Citilink has continued to expand the past two years but at a slower rate, and only slightly faster than the overall market average. With the parent airline halting growth, the Garuda Indonesia Group’s share of the domestic market dropped to 35% in 2016 and 33% in 2017.
Indonesia domestic market share by airline/airline group (% of passengers carried): 2005 to 2017
Sriwijaya Air gains market share while AirAsia declines
The third of the main airline groups in Indonesia, Sriwijaya, captured a 13% share of the domestic market in 2017. The fourth largest competitor, Indonesia AirAsia, captured only a 2% share. Sriwijaya is mainly a domestic airline whereas Indonesia AirAsia focuses mainly on the international market.

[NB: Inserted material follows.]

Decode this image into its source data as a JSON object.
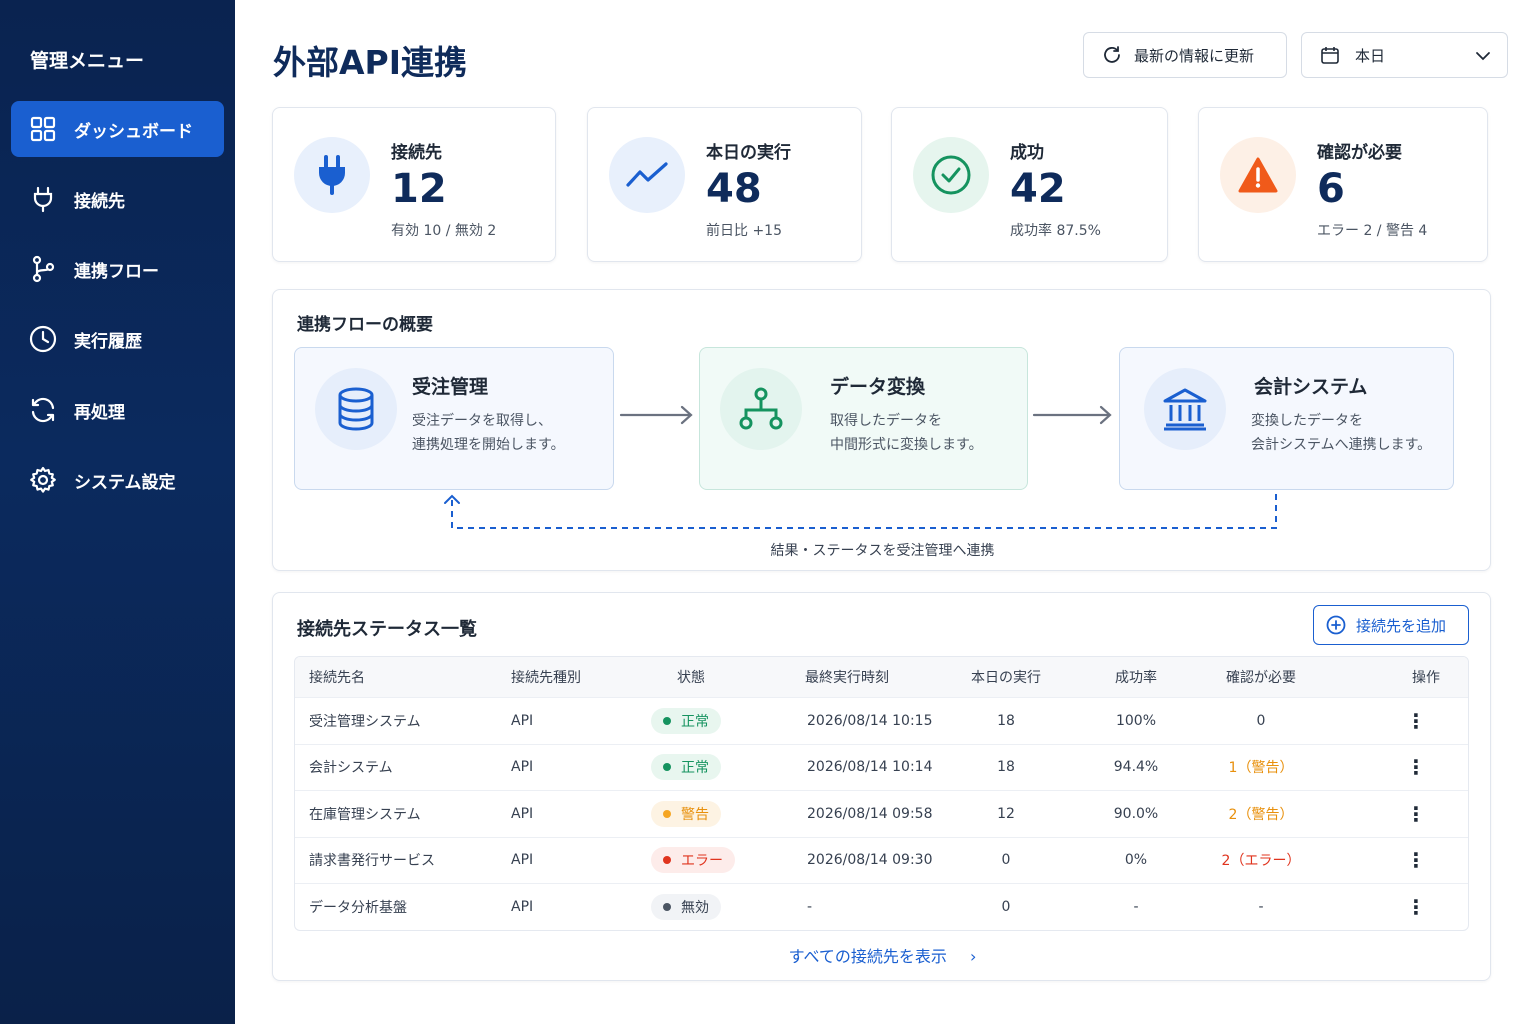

Indonesia AirAsia has never captured more than a 5% share of the domestic market and it has further increased its focus on the international market over the past few years as part of a restructuring. Indonesia AirAsia’s domestic traffic has declined for four consecutive years, resulting in a drop in market share from 4% in 2013 to 2% in 2017. (Some of Indonesia AirAsia’s domestic flights have been operated by its sister airline Indonesia AirAsia X since 2015; Indonesia AirAsia X domestic passengers are included in the Indonesia AirAsia market share figures.)

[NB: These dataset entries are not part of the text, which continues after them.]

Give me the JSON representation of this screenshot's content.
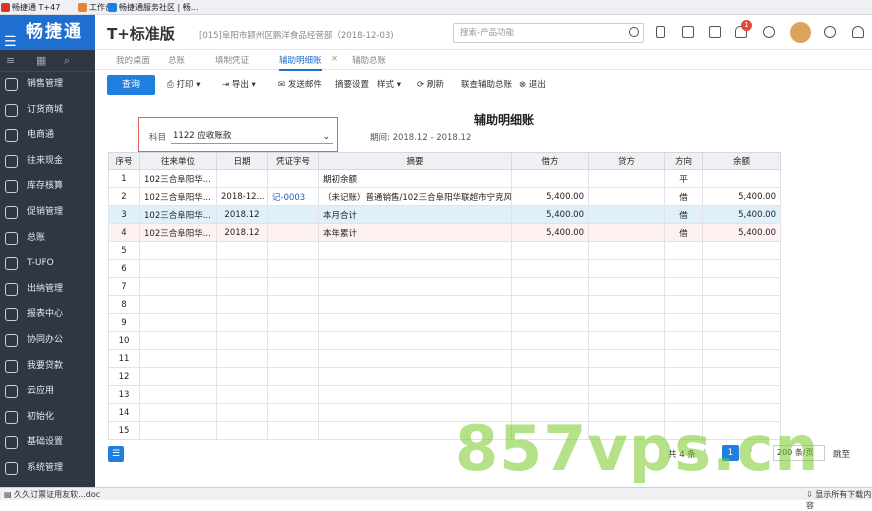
{
  "browser_tabs": [
    {
      "label": "畅捷通 T+47",
      "color": "#d9342b"
    },
    {
      "label": "工作台",
      "color": "#e1843a"
    },
    {
      "label": "畅捷通服务社区 | 畅...",
      "color": "#1f7fe0"
    }
  ],
  "app": {
    "logo": "畅捷通",
    "brand": "T+标准版",
    "company": "[015]阜阳市颍州区鹏洋食品经营部（2018-12-03)",
    "search_placeholder": "搜索-产品功能",
    "notification_count": "1"
  },
  "sidebar": {
    "items": [
      {
        "label": "销售管理",
        "icon": "sales-icon"
      },
      {
        "label": "订货商城",
        "icon": "mall-icon"
      },
      {
        "label": "电商通",
        "icon": "ecommerce-icon"
      },
      {
        "label": "往来现金",
        "icon": "cash-icon"
      },
      {
        "label": "库存核算",
        "icon": "inventory-icon"
      },
      {
        "label": "促销管理",
        "icon": "promotion-icon"
      },
      {
        "label": "总账",
        "icon": "ledger-icon"
      },
      {
        "label": "T-UFO",
        "icon": "ufo-icon"
      },
      {
        "label": "出纳管理",
        "icon": "cashier-icon"
      },
      {
        "label": "报表中心",
        "icon": "report-icon"
      },
      {
        "label": "协同办公",
        "icon": "office-icon"
      },
      {
        "label": "我要贷款",
        "icon": "loan-icon"
      },
      {
        "label": "云应用",
        "icon": "cloud-icon"
      },
      {
        "label": "初始化",
        "icon": "init-icon"
      },
      {
        "label": "基础设置",
        "icon": "settings-icon"
      },
      {
        "label": "系统管理",
        "icon": "system-icon"
      }
    ]
  },
  "subtabs": [
    "我的桌面",
    "总账",
    "填制凭证",
    "辅助明细账",
    "辅助总账"
  ],
  "active_tab": "辅助明细账",
  "toolbar": {
    "query": "查询",
    "print": "打印",
    "export": "导出",
    "email": "发送邮件",
    "summary": "摘要设置",
    "style": "样式",
    "refresh": "刷新",
    "link": "联查辅助总账",
    "exit": "退出"
  },
  "report": {
    "title": "辅助明细账",
    "subject_label": "科目",
    "subject_value": "1122 应收账款",
    "period_label": "期间:",
    "period_value": "2018.12 - 2018.12"
  },
  "table": {
    "columns": [
      "序号",
      "往来单位",
      "日期",
      "凭证字号",
      "摘要",
      "借方",
      "贷方",
      "方向",
      "余额"
    ],
    "rows": [
      [
        "1",
        "102三合阜阳华...",
        "",
        "",
        "期初余额",
        "",
        "",
        "平",
        ""
      ],
      [
        "2",
        "102三合阜阳华...",
        "2018-12...",
        "记-0003",
        "（未记账）普通销售/102三合阜阳华联超市宁克风",
        "5,400.00",
        "",
        "借",
        "5,400.00"
      ],
      [
        "3",
        "102三合阜阳华...",
        "2018.12",
        "",
        "本月合计",
        "5,400.00",
        "",
        "借",
        "5,400.00"
      ],
      [
        "4",
        "102三合阜阳华...",
        "2018.12",
        "",
        "本年累计",
        "5,400.00",
        "",
        "借",
        "5,400.00"
      ],
      [
        "5",
        "",
        "",
        "",
        "",
        "",
        "",
        "",
        ""
      ],
      [
        "6",
        "",
        "",
        "",
        "",
        "",
        "",
        "",
        ""
      ],
      [
        "7",
        "",
        "",
        "",
        "",
        "",
        "",
        "",
        ""
      ],
      [
        "8",
        "",
        "",
        "",
        "",
        "",
        "",
        "",
        ""
      ],
      [
        "9",
        "",
        "",
        "",
        "",
        "",
        "",
        "",
        ""
      ],
      [
        "10",
        "",
        "",
        "",
        "",
        "",
        "",
        "",
        ""
      ],
      [
        "11",
        "",
        "",
        "",
        "",
        "",
        "",
        "",
        ""
      ],
      [
        "12",
        "",
        "",
        "",
        "",
        "",
        "",
        "",
        ""
      ],
      [
        "13",
        "",
        "",
        "",
        "",
        "",
        "",
        "",
        ""
      ],
      [
        "14",
        "",
        "",
        "",
        "",
        "",
        "",
        "",
        ""
      ],
      [
        "15",
        "",
        "",
        "",
        "",
        "",
        "",
        "",
        ""
      ]
    ]
  },
  "pager": {
    "total": "共 4 条",
    "page": "1",
    "page_size": "200 条/页",
    "jump": "跳至"
  },
  "bottom": {
    "download": "久久订票证用友软...doc",
    "show_all": "显示所有下载内容"
  },
  "watermark": "857vps.cn"
}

Sriwijaya has gained market share over the past two years, driven partially by expansion at the regional subsidiary Nam Air. Sriwijaya has also benefitted from consolidation as several other second tier domestic airlines have ceased operations.
Consolidation leaves three big players
Batavia, Merpati and Mandala were relatively large players which ceased operations in 2013 and 2014. At their peak in 2008, these three airlines combined accounted for 29% of the Indonesian domestic market.
Batavia was the third largest domestic airline in Indonesia from 2006 to 2010, when it was overtaken by Sriwijaya. Government-owned Merpati was the fifth largest domestic airline in 2007 (behind Garuda, Lion, Batavia and Sriwijaya) but cut back significantly in its last few years before shutting down entirely. Mandala, which initially suspended operations in 2011 but relaunched in 2012 as a Tigerair affiliate, had nearly a 10% share of the domestic market at one point late last decade.
Other smaller competitors that have ceased operations in recent years include Kalstar, Pelita, and Sky. There are still several small airlines remaining, but they now account for a less than a 2% share of the total scheduled domestic market. Air taxi operators, serving small isolated communities, and charter operators are excluded from these figures.
Lion poised for further market share gains in 2018
All four airlines in the Garuda and Sriwijaya groups are not planning to expand their fleets in 2018 (there will be a small number of aircraft deliveries which will be offset by retirements). However, some domestic traffic growth for the Garuda and Sriwijaya groups is likely through utilisation improvements, particularly for Citilink.
Lion Air and Wings Air are also not expected to pursue rapid fleet expansion, following a significant slowdown in 2017. The Lion Air narrowbody fleet expanded by only one aircraft in 2017, while Wings added just two aircraft. Similar growth at Lion Air and Wings Air (net of retirements) is anticipated for 2018.
However, Batik expanded its fleet by 10 aircraft in 2017 and plans to expand its fleet by at least seven aircraft in 2018. Batik should be able to capture at least 13% market share in 2018, pushing Lion Group’s share up to close to 55%.
How fast Indonesia’s domestic market will grow is always hard to predict, as highlighted by the wide fluctuations in growth rates over the past 12 years. However, over time the market will surely continue to expand rapidly, benefitting the two or three main competitors.